John Gruber's
critique of Trackback makes some good points. And I agree with many of them. But I have to disagree with his central argument that you can use referrer data instead. This argument completely misses what I feel is the best use of Trackbacks: category-specific aggregation. Take
Blogpopuli, for instance, which uses Trackback to gather posts about weblogs. Each of the site authors who send Trackbacks to Blogpopuli would have absolutely no reason to link (create a referrer) to Blogpopuli every time they posted about weblogsit just wouldn't make sense to their post. By sending a Trackback behind the scenes, they let a subsection of the world know the post is about weblogs without changing the substance of their post. It's a subtle distinction, perhaps, but I think an important one. Using Trackbacks, we suddenly have a new service that simply points to distinct posts of a given category. Extreme-niche, category-specific aggregators can be set up using Trackback that just aren't possible with referrers or (non-categorized) RSS. And an
open posting form means even those who aren't using Movable Type can contribute.
Even with its current widespread use of Site A linking to Site B, referrers don't measure up. For a referrer connection to be made, someone has to click on the link. That may seem trivial, but it means less popular sites could be cut out of the loop. Referrers track what a site's audience is doing, not what the site's author intended. To make matters worse, the referrer will not point to the specific post that is relevant. For example, most people will click a link from this weblog's main page, and create the referrer:
http://onfocus.com/. As posts slide off the front page, referrer data will quickly become meaningless. Trackbacks use permalinks, which means the link will work well into the future. (Not to mention the problem most referrer-tracking scripts have distinguishing between
http://onfocus.com and
http://www.onfocus.com/...they're the same site!)
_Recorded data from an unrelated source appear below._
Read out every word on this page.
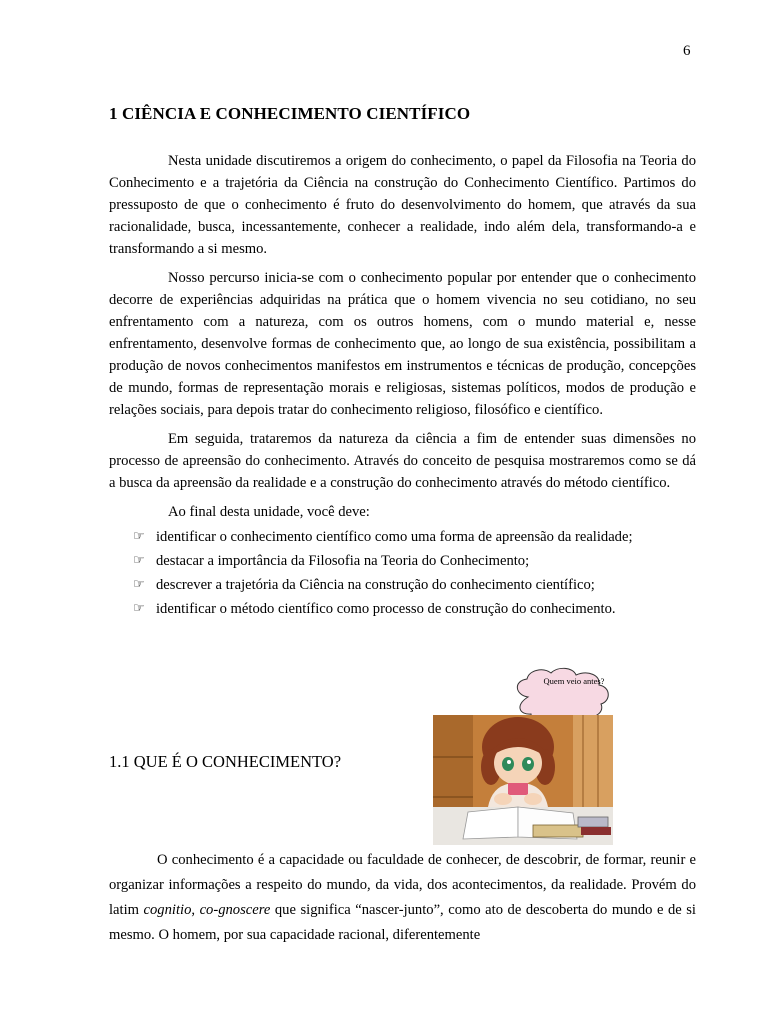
6
1 CIÊNCIA E CONHECIMENTO CIENTÍFICO

Nesta unidade discutiremos a origem do conhecimento, o papel da Filosofia na Teoria do Conhecimento e a trajetória da Ciência na construção do Conhecimento Científico. Partimos do pressuposto de que o conhecimento é fruto do desenvolvimento do homem, que através da sua racionalidade, busca, incessantemente, conhecer a realidade, indo além dela, transformando-a e transformando a si mesmo.

Nosso percurso inicia-se com o conhecimento popular por entender que o conhecimento decorre de experiências adquiridas na prática que o homem vivencia no seu cotidiano, no seu enfrentamento com a natureza, com os outros homens, com o mundo material e, nesse enfrentamento, desenvolve formas de conhecimento que, ao longo de sua existência, possibilitam a produção de novos conhecimentos manifestos em instrumentos e técnicas de produção, concepções de mundo, formas de representação morais e religiosas, sistemas políticos, modos de produção e relações sociais, para depois tratar do conhecimento religioso, filosófico e científico.

Em seguida, trataremos da natureza da ciência a fim de entender suas dimensões no processo de apreensão do conhecimento. Através do conceito de pesquisa mostraremos como se dá a busca da apreensão da realidade e a construção do conhecimento através do método científico.

Ao final desta unidade, você deve:

☞ identificar o conhecimento científico como uma forma de apreensão da realidade;
☞ destacar a importância da Filosofia na Teoria do Conhecimento;
☞ descrever a trajetória da Ciência na construção do conhecimento científico;
☞ identificar o método científico como processo de construção do conhecimento.
Quem veio antes?
1.1 QUE É O CONHECIMENTO?

O conhecimento é a capacidade ou faculdade de conhecer, de descobrir, de formar, reunir e organizar informações a respeito do mundo, da vida, dos acontecimentos, da realidade. Provém do latim cognitio, co-gnoscere que significa “nascer-junto”, como ato de descoberta do mundo e de si mesmo. O homem, por sua capacidade racional, diferentemente
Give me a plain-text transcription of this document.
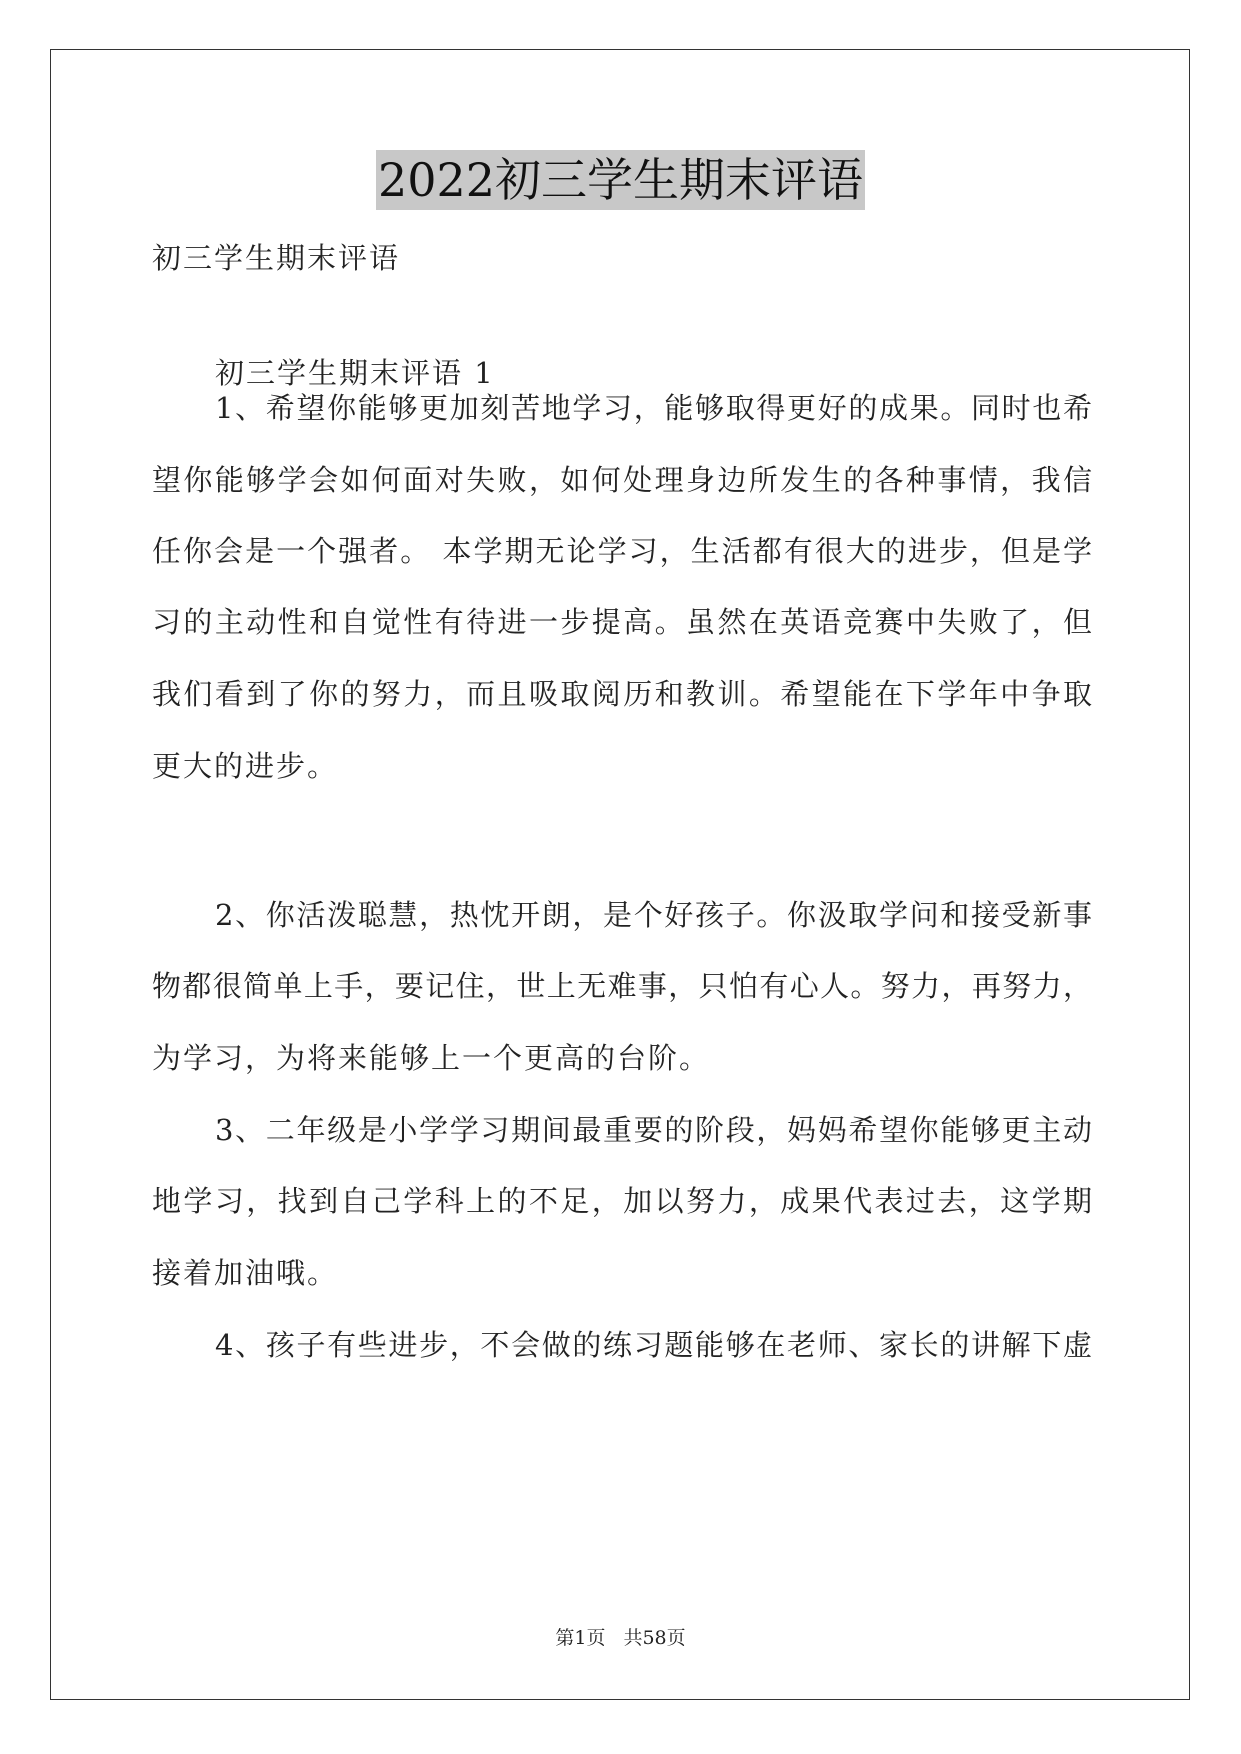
2022初三学生期末评语
初三学生期末评语
初三学生期末评语 1
1、希望你能够更加刻苦地学习，能够取得更好的成果。同时也希
望你能够学会如何面对失败，如何处理身边所发生的各种事情，我信
任你会是一个强者。 本学期无论学习，生活都有很大的进步，但是学
习的主动性和自觉性有待进一步提高。虽然在英语竞赛中失败了，但
我们看到了你的努力，而且吸取阅历和教训。希望能在下学年中争取
更大的进步。
2、你活泼聪慧，热忱开朗，是个好孩子。你汲取学问和接受新事
物都很简单上手，要记住，世上无难事，只怕有心人。努力，再努力，
为学习，为将来能够上一个更高的台阶。
3、二年级是小学学习期间最重要的阶段，妈妈希望你能够更主动
地学习，找到自己学科上的不足，加以努力，成果代表过去，这学期
接着加油哦。
4、孩子有些进步，不会做的练习题能够在老师、家长的讲解下虚
第1页 共58页
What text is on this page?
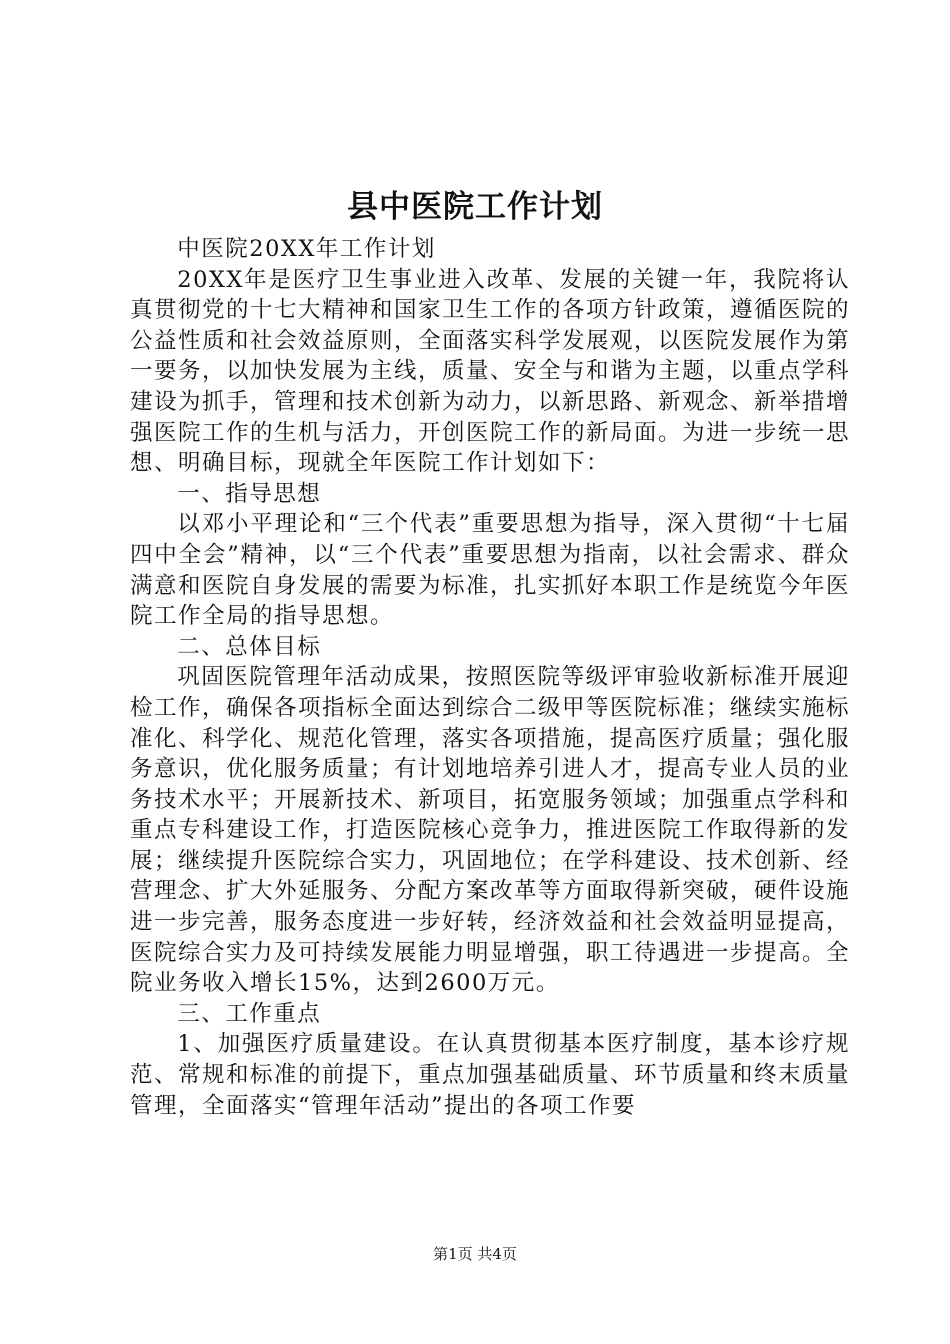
县中医院工作计划

中医院20XX年工作计划

20XX年是医疗卫生事业进入改革、发展的关键一年，我院将认真贯彻党的十七大精神和国家卫生工作的各项方针政策，遵循医院的公益性质和社会效益原则，全面落实科学发展观，以医院发展作为第一要务，以加快发展为主线，质量、安全与和谐为主题，以重点学科建设为抓手，管理和技术创新为动力，以新思路、新观念、新举措增强医院工作的生机与活力，开创医院工作的新局面。为进一步统一思想、明确目标，现就全年医院工作计划如下：

一、指导思想

以邓小平理论和“三个代表”重要思想为指导，深入贯彻“十七届四中全会”精神，以“三个代表”重要思想为指南，以社会需求、群众满意和医院自身发展的需要为标准，扎实抓好本职工作是统览今年医院工作全局的指导思想。

二、总体目标

巩固医院管理年活动成果，按照医院等级评审验收新标准开展迎检工作，确保各项指标全面达到综合二级甲等医院标准；继续实施标准化、科学化、规范化管理，落实各项措施，提高医疗质量；强化服务意识，优化服务质量；有计划地培养引进人才，提高专业人员的业务技术水平；开展新技术、新项目，拓宽服务领域；加强重点学科和重点专科建设工作，打造医院核心竞争力，推进医院工作取得新的发展；继续提升医院综合实力，巩固地位；在学科建设、技术创新、经营理念、扩大外延服务、分配方案改革等方面取得新突破，硬件设施进一步完善，服务态度进一步好转，经济效益和社会效益明显提高，医院综合实力及可持续发展能力明显增强，职工待遇进一步提高。全院业务收入增长15%，达到2600万元。

三、工作重点

1、加强医疗质量建设。在认真贯彻基本医疗制度，基本诊疗规范、常规和标准的前提下，重点加强基础质量、环节质量和终末质量管理，全面落实“管理年活动”提出的各项工作要

第1页 共4页
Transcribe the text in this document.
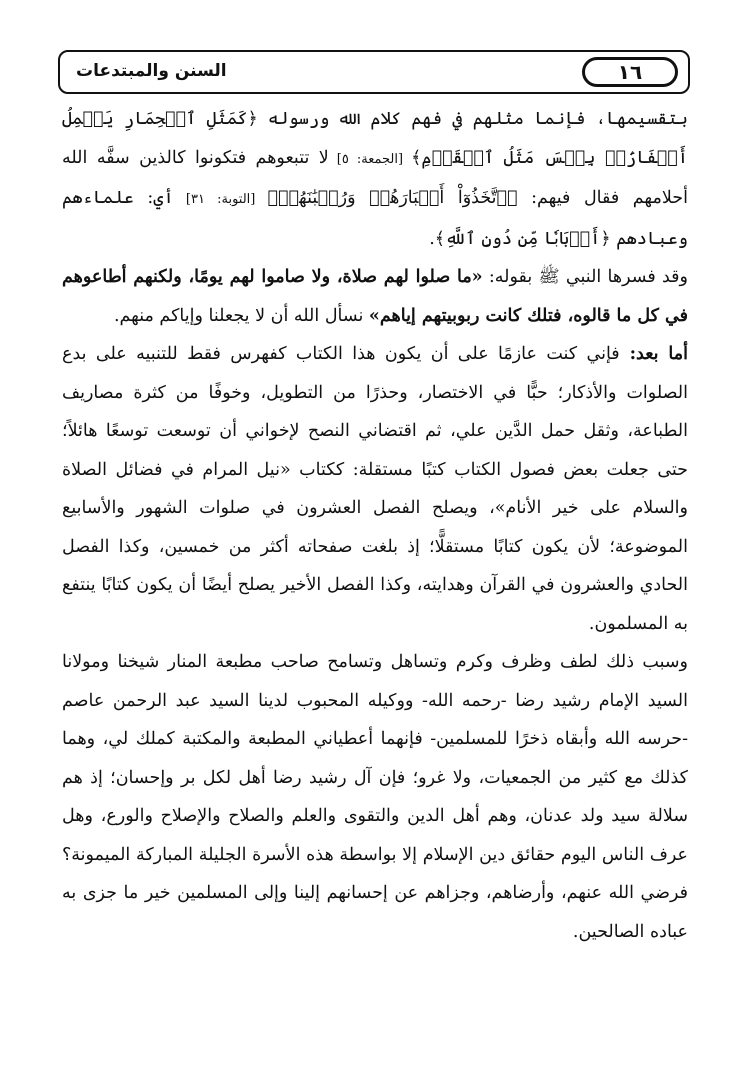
١٦
السنن والمبتدعات

بتقسيمها، فإنما مثلهم في فهم كلام الله ورسوله ﴿كَمَثَلِ ٱلۡحِمَارِ يَحۡمِلُ أَسۡفَارَۢاۚ بِئۡسَ مَثَلُ ٱلۡقَوۡمِ﴾ [الجمعة: ٥] لا تتبعوهم فتكونوا كالذين سفَّه الله أحلامهم فقال فيهم: ﴿ٱتَّخَذُوٓاْ أَحۡبَارَهُمۡ وَرُهۡبَٰنَهُمۡ﴾ [التوبة: ٣١] أي: علماءهم وعبادهم ﴿أَرۡبَابٗا مِّن دُونِ ٱللَّهِ﴾.

وقد فسرها النبي ﷺ بقوله: «ما صلوا لهم صلاة، ولا صاموا لهم يومًا، ولكنهم أطاعوهم في كل ما قالوه، فتلك كانت ربوبيتهم إياهم» نسأل الله أن لا يجعلنا وإياكم منهم.

أما بعد: فإني كنت عازمًا على أن يكون هذا الكتاب كفهرس فقط للتنبيه على بدع الصلوات والأذكار؛ حبًّا في الاختصار، وحذرًا من التطويل، وخوفًا من كثرة مصاريف الطباعة، وثقل حمل الدَّين علي، ثم اقتضاني النصح لإخواني أن توسعت توسعًا هائلاً؛ حتى جعلت بعض فصول الكتاب كتبًا مستقلة: ككتاب «نيل المرام في فضائل الصلاة والسلام على خير الأنام»، ويصلح الفصل العشرون في صلوات الشهور والأسابيع الموضوعة؛ لأن يكون كتابًا مستقلًّا؛ إذ بلغت صفحاته أكثر من خمسين، وكذا الفصل الحادي والعشرون في القرآن وهدايته، وكذا الفصل الأخير يصلح أيضًا أن يكون كتابًا ينتفع به المسلمون.

وسبب ذلك لطف وظرف وكرم وتساهل وتسامح صاحب مطبعة المنار شيخنا ومولانا السيد الإمام رشيد رضا -رحمه الله- ووكيله المحبوب لدينا السيد عبد الرحمن عاصم -حرسه الله وأبقاه ذخرًا للمسلمين- فإنهما أعطياني المطبعة والمكتبة كملك لي، وهما كذلك مع كثير من الجمعيات، ولا غرو؛ فإن آل رشيد رضا أهل لكل بر وإحسان؛ إذ هم سلالة سيد ولد عدنان، وهم أهل الدين والتقوى والعلم والصلاح والإصلاح والورع، وهل عرف الناس اليوم حقائق دين الإسلام إلا بواسطة هذه الأسرة الجليلة المباركة الميمونة؟ فرضي الله عنهم، وأرضاهم، وجزاهم عن إحسانهم إلينا وإلى المسلمين خير ما جزى به عباده الصالحين.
There are also some cases were it's impossible for referrers to work. Check out the way Matt Haughey is using Trackbacks to
keep a list of songs he's listening to in Winamp. Because Winamp isn't a website, referrers can't exist. Extending weblogs into other devices requires a mechanism for transporting Web micro-content; Trackback could be that mechanism.
Sure, there are some problems with Trackback. And I think its current primary use of Site A notifying Site B of a relevant post isn't really its killer use. Topic-specific weblog post-aggregation is where Trackback could be very powerfuland relying on referrers isn't going to work to make that happen.